With parameters of 3.5, say, and a starting value of .4, then May would see a string of numbers like this:
.4000, .8400, .4704, .8719,
.3908, .8332, .4862, .8743,
.3846, .8284, .4976, .8750,
.3829, .8270, .4976, .8750,
.3829, .8270, .5008, .8750,
.3828, .8269, .5009, .8750,
.3828, .8269, .5009, .8750,
.3828, .8269, .5009, .8750.

As the parameter rose further, the number of points doubled again, then again, then again. It was dumbfounding – such a complex behavior, and yet so tantalizingly regular. “The snake in the mathematical grass,” as May put it. The doublings themselves were bifurcations, and each bifurcation meant that the pattern of repetition was breaking down a step further. A population that had been stable would alternate between different levels every other year. A population that had been alternating on a two year cycle would now vary on the third and fourth years, thus switching to period 4.

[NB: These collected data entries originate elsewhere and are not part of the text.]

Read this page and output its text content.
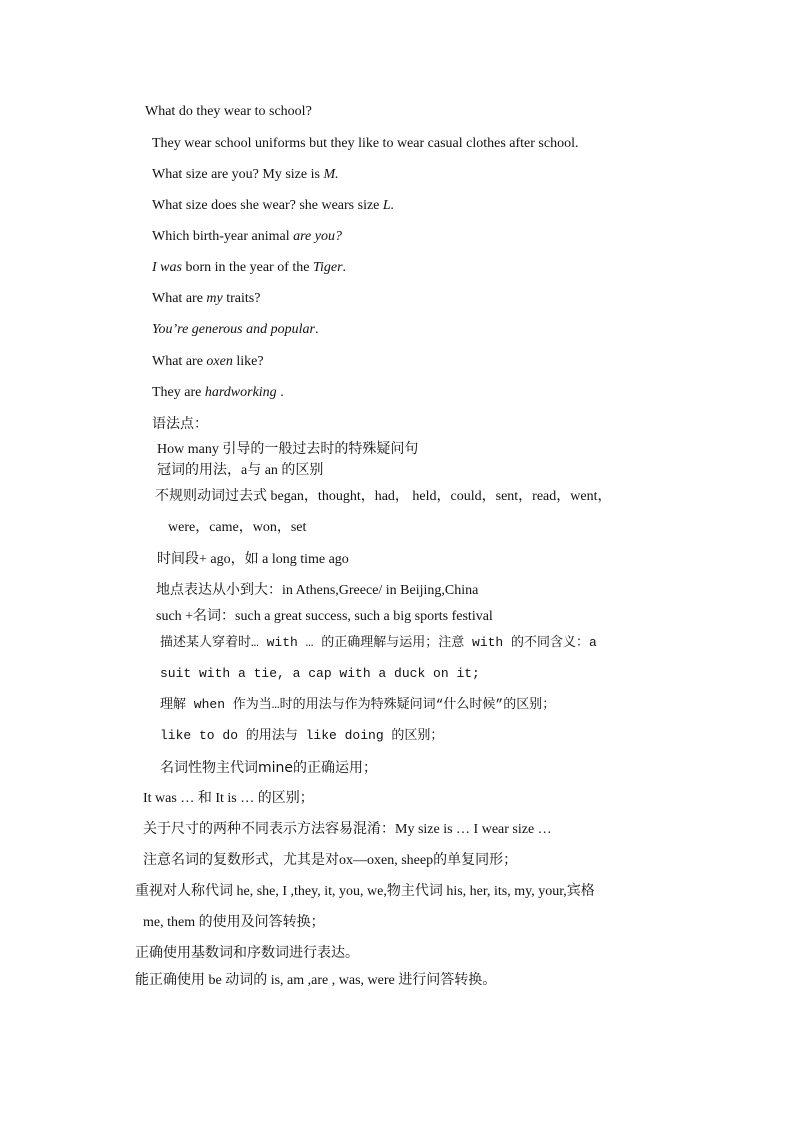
What do they wear to school?
They wear school uniforms but they like to wear casual clothes after school.
What size are you? My size is M.
What size does she wear? she wears size L.
Which birth-year animal are you?
I was born in the year of the Tiger.
What are my traits?
You’re generous and popular.
What are oxen like?
They are hardworking .
语法点：
How many 引导的一般过去时的特殊疑问句
冠词的用法，a与 an 的区别
不规则动词过去式 began，thought，had， held，could，sent，read，went，
were，came，won，set
时间段+ ago，如 a long time ago
地点表达从小到大：in Athens,Greece/ in Beijing,China
such +名词：such a great success, such a big sports festival
描述某人穿着时… with … 的正确理解与运用；注意 with 的不同含义：a
suit with a tie, a cap with a duck on it;
理解 when 作为当…时的用法与作为特殊疑问词“什么时候”的区别；
like to do 的用法与 like doing 的区别；
名词性物主代词mine的正确运用；
It was … 和 It is … 的区别；
关于尺寸的两种不同表示方法容易混淆：My size is … I wear size …
注意名词的复数形式，尤其是对ox—oxen, sheep的单复同形；
重视对人称代词 he, she, I ,they, it, you, we,物主代词 his, her, its, my, your,宾格
me, them 的使用及问答转换；
正确使用基数词和序数词进行表达。
能正确使用 be 动词的 is, am ,are , was, were 进行问答转换。
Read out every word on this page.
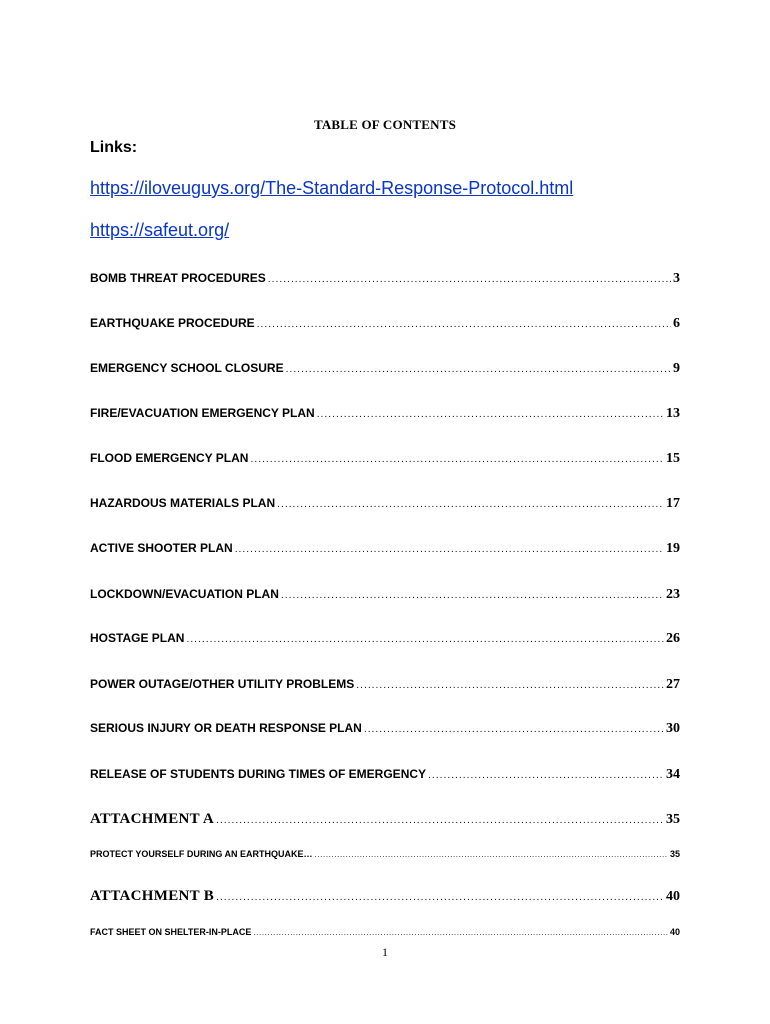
TABLE OF CONTENTS
Links:
https://iloveuguys.org/The-Standard-Response-Protocol.html
https://safeut.org/
BOMB THREAT PROCEDURES .....	3
EARTHQUAKE PROCEDURE .....	6
EMERGENCY SCHOOL CLOSURE .....	9
FIRE/EVACUATION EMERGENCY PLAN .....	13
FLOOD EMERGENCY PLAN .....	15
HAZARDOUS MATERIALS PLAN .....	17
ACTIVE SHOOTER PLAN .....	19
LOCKDOWN/EVACUATION PLAN .....	23
HOSTAGE PLAN .....	26
POWER OUTAGE/OTHER UTILITY PROBLEMS .....	27
SERIOUS INJURY OR DEATH RESPONSE PLAN .....	30
RELEASE OF STUDENTS DURING TIMES OF EMERGENCY .....	34
ATTACHMENT A .....	35
PROTECT YOURSELF DURING AN EARTHQUAKE… .....	35
ATTACHMENT B .....	40
FACT SHEET ON SHELTER-IN-PLACE .....	40
1
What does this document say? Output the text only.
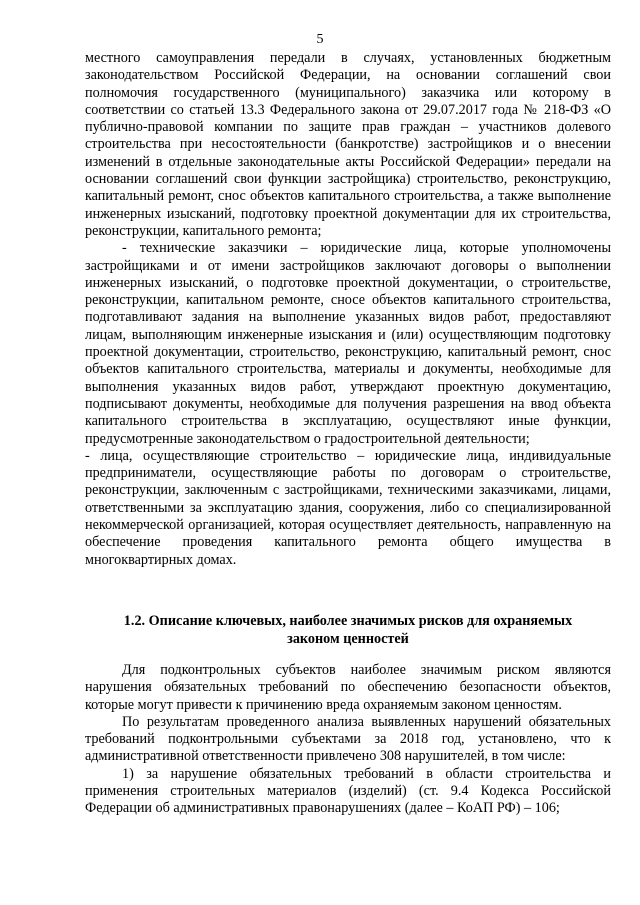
5

местного самоуправления передали в случаях, установленных бюджетным законодательством Российской Федерации, на основании соглашений свои полномочия государственного (муниципального) заказчика или которому в соответствии со статьей 13.3 Федерального закона от 29.07.2017 года № 218-ФЗ «О публично-правовой компании по защите прав граждан – участников долевого строительства при несостоятельности (банкротстве) застройщиков и о внесении изменений в отдельные законодательные акты Российской Федерации» передали на основании соглашений свои функции застройщика) строительство, реконструкцию, капитальный ремонт, снос объектов капитального строительства, а также выполнение инженерных изысканий, подготовку проектной документации для их строительства, реконструкции, капитального ремонта;

- технические заказчики – юридические лица, которые уполномочены застройщиками и от имени застройщиков заключают договоры о выполнении инженерных изысканий, о подготовке проектной документации, о строительстве, реконструкции, капитальном ремонте, сносе объектов капитального строительства, подготавливают задания на выполнение указанных видов работ, предоставляют лицам, выполняющим инженерные изыскания и (или) осуществляющим подготовку проектной документации, строительство, реконструкцию, капитальный ремонт, снос объектов капитального строительства, материалы и документы, необходимые для выполнения указанных видов работ, утверждают проектную документацию, подписывают документы, необходимые для получения разрешения на ввод объекта капитального строительства в эксплуатацию, осуществляют иные функции, предусмотренные законодательством о градостроительной деятельности;

- лица, осуществляющие строительство – юридические лица, индивидуальные предприниматели, осуществляющие работы по договорам о строительстве, реконструкции, заключенным с застройщиками, техническими заказчиками, лицами, ответственными за эксплуатацию здания, сооружения, либо со специализированной некоммерческой организацией, которая осуществляет деятельность, направленную на обеспечение проведения капитального ремонта общего имущества в многоквартирных домах.

1.2. Описание ключевых, наиболее значимых рисков для охраняемых
законом ценностей

Для подконтрольных субъектов наиболее значимым риском являются нарушения обязательных требований по обеспечению безопасности объектов, которые могут привести к причинению вреда охраняемым законом ценностям.

По результатам проведенного анализа выявленных нарушений обязательных требований подконтрольными субъектами за 2018 год, установлено, что к административной ответственности привлечено 308 нарушителей, в том числе:

1) за нарушение обязательных требований в области строительства и применения строительных материалов (изделий) (ст. 9.4 Кодекса Российской Федерации об административных правонарушениях (далее – КоАП РФ) – 106;
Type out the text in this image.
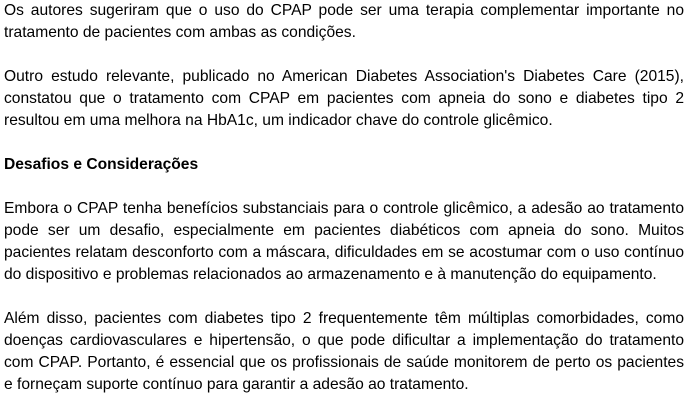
Os autores sugeriram que o uso do CPAP pode ser uma terapia complementar importante no tratamento de pacientes com ambas as condições.

Outro estudo relevante, publicado no American Diabetes Association's Diabetes Care (2015), constatou que o tratamento com CPAP em pacientes com apneia do sono e diabetes tipo 2 resultou em uma melhora na HbA1c, um indicador chave do controle glicêmico.

Desafios e Considerações

Embora o CPAP tenha benefícios substanciais para o controle glicêmico, a adesão ao tratamento pode ser um desafio, especialmente em pacientes diabéticos com apneia do sono. Muitos pacientes relatam desconforto com a máscara, dificuldades em se acostumar com o uso contínuo do dispositivo e problemas relacionados ao armazenamento e à manutenção do equipamento.

Além disso, pacientes com diabetes tipo 2 frequentemente têm múltiplas comorbidades, como doenças cardiovasculares e hipertensão, o que pode dificultar a implementação do tratamento com CPAP. Portanto, é essencial que os profissionais de saúde monitorem de perto os pacientes e forneçam suporte contínuo para garantir a adesão ao tratamento.
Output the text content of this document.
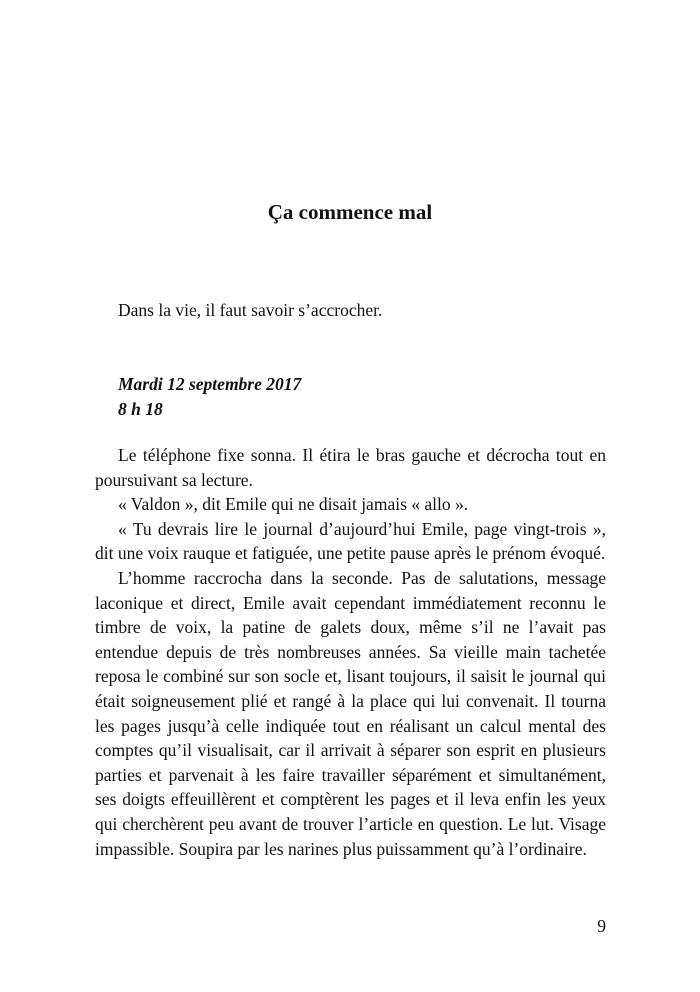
Ça commence mal

Dans la vie, il faut savoir s’accrocher.

Mardi 12 septembre 2017
8 h 18

Le téléphone fixe sonna. Il étira le bras gauche et décrocha tout en poursuivant sa lecture.

« Valdon », dit Emile qui ne disait jamais « allo ».

« Tu devrais lire le journal d’aujourd’hui Emile, page vingt-trois », dit une voix rauque et fatiguée, une petite pause après le prénom évoqué.

L’homme raccrocha dans la seconde. Pas de salutations, message laconique et direct, Emile avait cependant immédiatement reconnu le timbre de voix, la patine de galets doux, même s’il ne l’avait pas entendue depuis de très nombreuses années. Sa vieille main tachetée reposa le combiné sur son socle et, lisant toujours, il saisit le journal qui était soigneusement plié et rangé à la place qui lui convenait. Il tourna les pages jusqu’à celle indiquée tout en réalisant un calcul mental des comptes qu’il visualisait, car il arrivait à séparer son esprit en plusieurs parties et parvenait à les faire travailler séparément et simultanément, ses doigts effeuillèrent et comptèrent les pages et il leva enfin les yeux qui cherchèrent peu avant de trouver l’article en question. Le lut. Visage impassible. Soupira par les narines plus puissamment qu’à l’ordinaire.

9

These bifurcations would come faster and faster – 4, 8, 16, 32… – and suddenly break off. Beyond a certain point, the “point of accumulation,” periodicity gives way to chaos, fluctuations that never settle down at all. Whole regions of the graph are completely blacked in. If you were following an animal population governed by this simplest of nonlinear equations, you would think the changes from year to year were absolutely random, as though blown about by environmental noise. Yet in the middle of this complexity, stable cycles suddenly return. Even though the parameter is still rising, meaning that the nonlinearity is driving the system harder and harder, a window will suddenly appear with a regular period: an odd period, like 3 or 7. The pattern of changing population repeats itself on a three year or seven year cycle. Then period doubling bifurcations begin again, at a faster rate, rapidly passing through cycles of 3, 6, 12… or 7, 14, 28…, and then breaking off once again to renewed chaos.